Ad esempio, se dovessimo compilare una di quelle umilianti indagini di mercato, dove si e’ costretti a far ricadere il proprio lavoro in una casella predefinita, finiremmo entrambe nella categoria “Intrattenimento”. Inoltre, lavoriamo in quello che e’ il “tempo libero” degli altri, finendo per non aver alcun “tempo libero”, o spenderlo in solitudine nella corsia degli shampoo del supermercato (perche’ gli altri a quell’ora lavorano). Nei nostri reciproci ambienti abbiamo a che fare piu’ con uomini che con donne; di conseguenza siamo costantemente vittime di attitudini maschiliste, piu’ o meno invasive (tanto che, se chiedeste a un musicista di sesso maschile, vi direbbe che fra una cantante e una prostituta non vi e’ proprio alcuna differenza). Per entrambe, la possibilita’ di lavorare e’ determinata dalla nostra salute fisica; che nel mio caso e’ circoscritta all’apparato respiratorio. Tralascio una ridondante metafora sull’artista che vende se stesso al pubblico perche’ mi sembra una svilente romanticizzazione della professione di entrambe.

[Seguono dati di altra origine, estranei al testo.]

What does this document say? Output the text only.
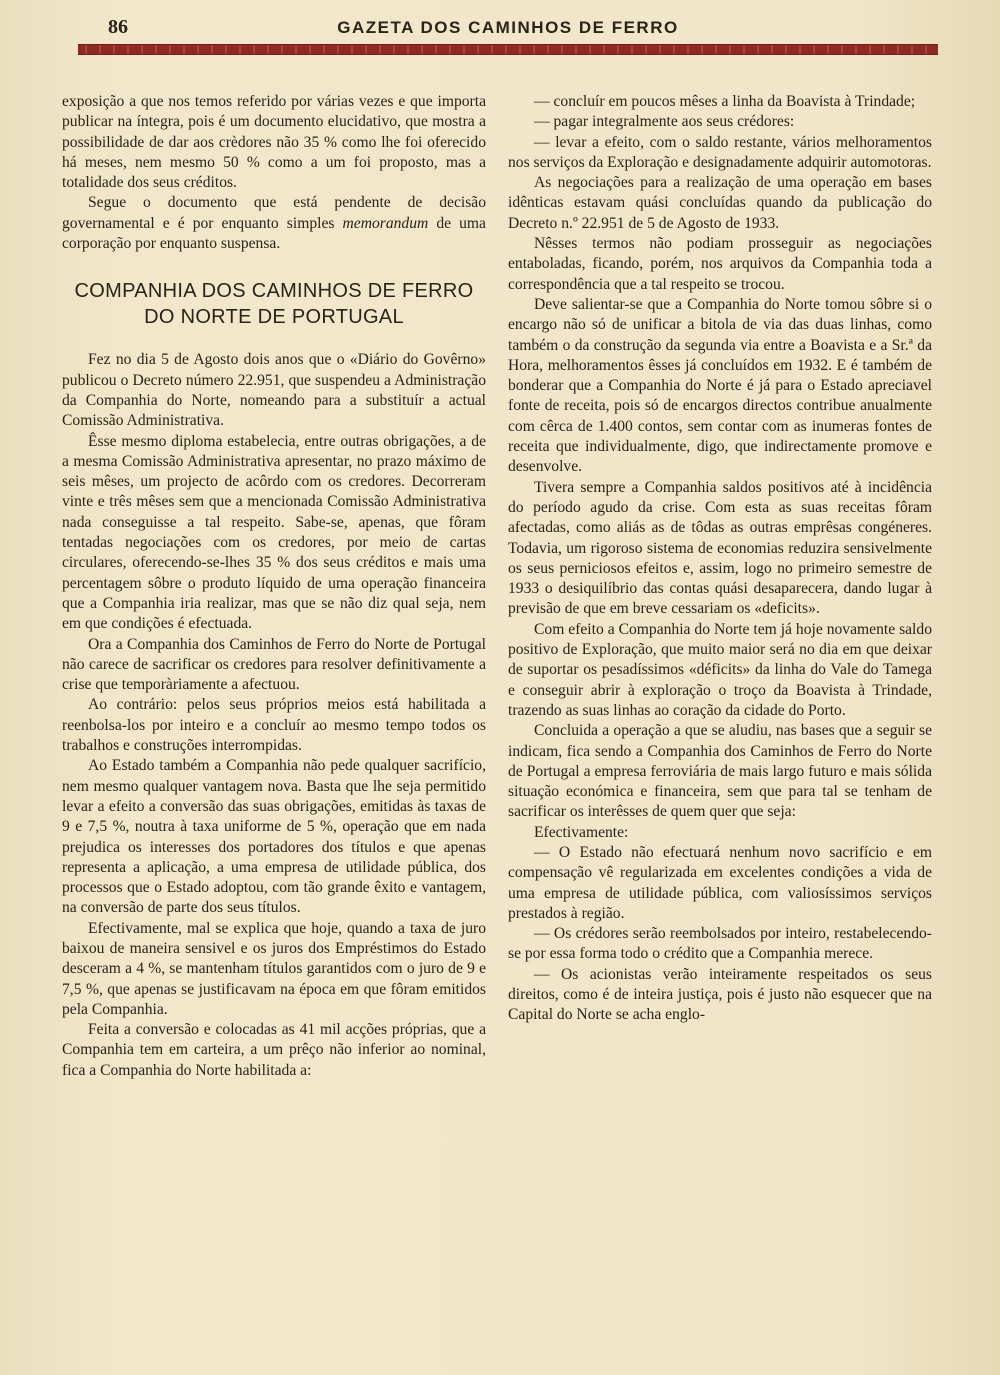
86	GAZETA DOS CAMINHOS DE FERRO

exposição a que nos temos referido por várias vezes e que importa publicar na íntegra, pois é um documento elucidativo, que mostra a possibilidade de dar aos crèdores não 35 % como lhe foi oferecido há meses, nem mesmo 50 % como a um foi proposto, mas a totalidade dos seus créditos.

Segue o documento que está pendente de decisão governamental e é por enquanto simples memorandum de uma corporação por enquanto suspensa.

COMPANHIA DOS CAMINHOS DE FERRO
DO NORTE DE PORTUGAL

Fez no dia 5 de Agosto dois anos que o «Diário do Govêrno» publicou o Decreto número 22.951, que suspendeu a Administração da Companhia do Norte, nomeando para a substituír a actual Comissão Administrativa.

Êsse mesmo diploma estabelecia, entre outras obrigações, a de a mesma Comissão Administrativa apresentar, no prazo máximo de seis mêses, um projecto de acôrdo com os credores. Decorreram vinte e três mêses sem que a mencionada Comissão Administrativa nada conseguisse a tal respeito. Sabe-se, apenas, que fôram tentadas negociações com os credores, por meio de cartas circulares, oferecendo-se-lhes 35 % dos seus créditos e mais uma percentagem sôbre o produto líquido de uma operação financeira que a Companhia iria realizar, mas que se não diz qual seja, nem em que condições é efectuada.

Ora a Companhia dos Caminhos de Ferro do Norte de Portugal não carece de sacrificar os credores para resolver definitivamente a crise que temporàriamente a afectuou.

Ao contrário: pelos seus próprios meios está habilitada a reenbolsa-los por inteiro e a concluír ao mesmo tempo todos os trabalhos e construções interrompidas.

Ao Estado também a Companhia não pede qualquer sacrifício, nem mesmo qualquer vantagem nova. Basta que lhe seja permitido levar a efeito a conversão das suas obrigações, emitidas às taxas de 9 e 7,5 %, noutra à taxa uniforme de 5 %, operação que em nada prejudica os interesses dos portadores dos títulos e que apenas representa a aplicação, a uma empresa de utilidade pública, dos processos que o Estado adoptou, com tão grande êxito e vantagem, na conversão de parte dos seus títulos.

Efectivamente, mal se explica que hoje, quando a taxa de juro baixou de maneira sensivel e os juros dos Empréstimos do Estado desceram a 4 %, se mantenham títulos garantidos com o juro de 9 e 7,5 %, que apenas se justificavam na época em que fôram emitidos pela Companhia.

Feita a conversão e colocadas as 41 mil acções próprias, que a Companhia tem em carteira, a um prêço não inferior ao nominal, fica a Companhia do Norte habilitada a:

— concluír em poucos mêses a linha da Boavista à Trindade;

— pagar integralmente aos seus crédores:

— levar a efeito, com o saldo restante, vários melhoramentos nos serviços da Exploração e designadamente adquirir automotoras.

As negociações para a realização de uma operação em bases idênticas estavam quási concluídas quando da publicação do Decreto n.º 22.951 de 5 de Agosto de 1933.

Nêsses termos não podiam prosseguir as negociações entaboladas, ficando, porém, nos arquivos da Companhia toda a correspondência que a tal respeito se trocou.

Deve salientar-se que a Companhia do Norte tomou sôbre si o encargo não só de unificar a bitola de via das duas linhas, como também o da construção da segunda via entre a Boavista e a Sr.ª da Hora, melhoramentos êsses já concluídos em 1932. E é também de bonderar que a Companhia do Norte é já para o Estado apreciavel fonte de receita, pois só de encargos directos contribue anualmente com cêrca de 1.400 contos, sem contar com as inumeras fontes de receita que individualmente, digo, que indirectamente promove e desenvolve.

Tivera sempre a Companhia saldos positivos até à incidência do período agudo da crise. Com esta as suas receitas fôram afectadas, como aliás as de tôdas as outras emprêsas congéneres. Todavia, um rigoroso sistema de economias reduzira sensivelmente os seus perniciosos efeitos e, assim, logo no primeiro semestre de 1933 o desiquilíbrio das contas quási desaparecera, dando lugar à previsão de que em breve cessariam os «deficits».

Com efeito a Companhia do Norte tem já hoje novamente saldo positivo de Exploração, que muito maior será no dia em que deixar de suportar os pesadíssimos «déficits» da linha do Vale do Tamega e conseguir abrir à exploração o troço da Boavista à Trindade, trazendo as suas linhas ao coração da cidade do Porto.

Concluida a operação a que se aludiu, nas bases que a seguir se indicam, fica sendo a Companhia dos Caminhos de Ferro do Norte de Portugal a empresa ferroviária de mais largo futuro e mais sólida situação económica e financeira, sem que para tal se tenham de sacrificar os interêsses de quem quer que seja:

Efectivamente:

— O Estado não efectuará nenhum novo sacrifício e em compensação vê regularizada em excelentes condições a vida de uma empresa de utilidade pública, com valiosíssimos serviços prestados à região.

— Os crédores serão reembolsados por inteiro, restabelecendo-se por essa forma todo o crédito que a Companhia merece.

— Os acionistas verão inteiramente respeitados os seus direitos, como é de inteira justiça, pois é justo não esquecer que na Capital do Norte se acha englo-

Non e’ la prima volta che ho l’occasione di riflettere su queste connessioni. Mi era gia’ capitato qualche mese fa quando, in viaggio verso l’aeroporto alle quattro del mattino, di ritorno da un tour; ho incrociato un gruppo di ragazze che, accompagnate dal pickup bianco del datore di lavoro, tornavano a casa dopo il “turno di notte”. Un richiamo alla realta’ che ridimensiona in un istante il sentirsi troppo “artisti”.
Ed eccoci qui, alle nove del mattino, due donne che lavorano. Non so a che posizione della classifica si trovi il mio mestiere, ma di certo il piu’ antico e’ il suo.